President Donald Trump’s special envoy to Ukraine, retired Lt. Gen. Keith Kellogg, has reportedly told the White House he intends to step down in January a major shift as the administration pushes a controversial new plan to end Russia’s war on Ukraine.

According to senior administration officials, Kellogg recently notified key staff of his upcoming departure. The timing is striking, as the White House is working on a draft peace proposal that has already sparked concern among experts and allies in Kyiv.

The proposed plan shaped largely by Trump envoy Steve Witkoff and Russian presidential adviser Kirill Dmitriev would require Ukraine to give up territory and accept limits on its military strength. The framework is widely seen as favorable to Moscow, even though Russia launched the invasion nearly four years ago. Ukrainian President Volodymyr Zelensky has repeatedly rejected any arrangement that forces Ukraine to surrender land.

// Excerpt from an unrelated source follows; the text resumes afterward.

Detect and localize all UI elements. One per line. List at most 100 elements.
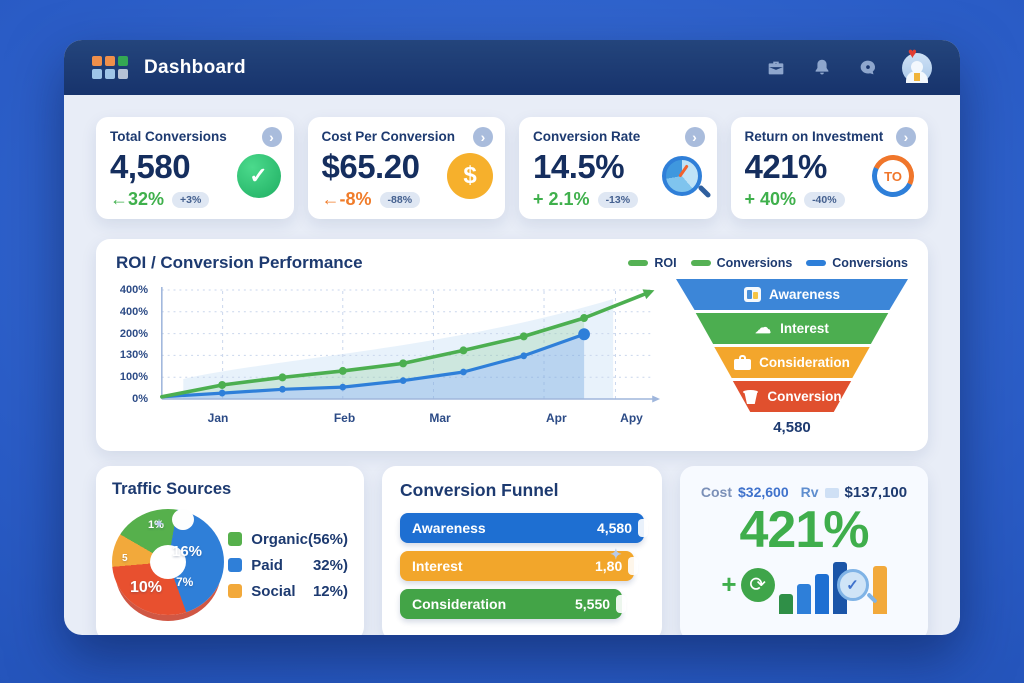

A separate security document tied to the proposal states that any future “significant and deliberate” attack by Russia would be treated as a threat to transatlantic stability. Still, it stops short of requiring the United States or European partners to defend Ukraine militarily, leaving major questions about how much protection the agreement would actually provide.

Reuters first reported Kellogg’s pending exit. Although he originally served as Trump’s special envoy for Ukraine and Russia during the transition period, his influence diminished over time as Witkoff and Jared Kushner became central players in talks involving Putin’s advisers.

Kellogg has remained close to Trump for years. He has served in multiple high-level national security positions and was directly involved in several defining moments of the Trump presidency from listening in on Trump’s 2019 call with Zelensky, which triggered the first impeachment, to monitoring Trump’s pressure campaign on Mike Pence just hours before the January 6 attack on the Capitol.

During his testimony to House investigators, Kellogg recalled Trump pushing Pence to block or delay certification of the 2020 election results, telling him something to the effect of, “You’re not tough enough to make the call.”

Kellogg’s departure adds yet another layer of uncertainty to an already delicate moment in U.S.-Ukraine-Russia relations, especially as the Trump administration advances a peace plan critics warn could reshape the geopolitical balance in Russia’s favor.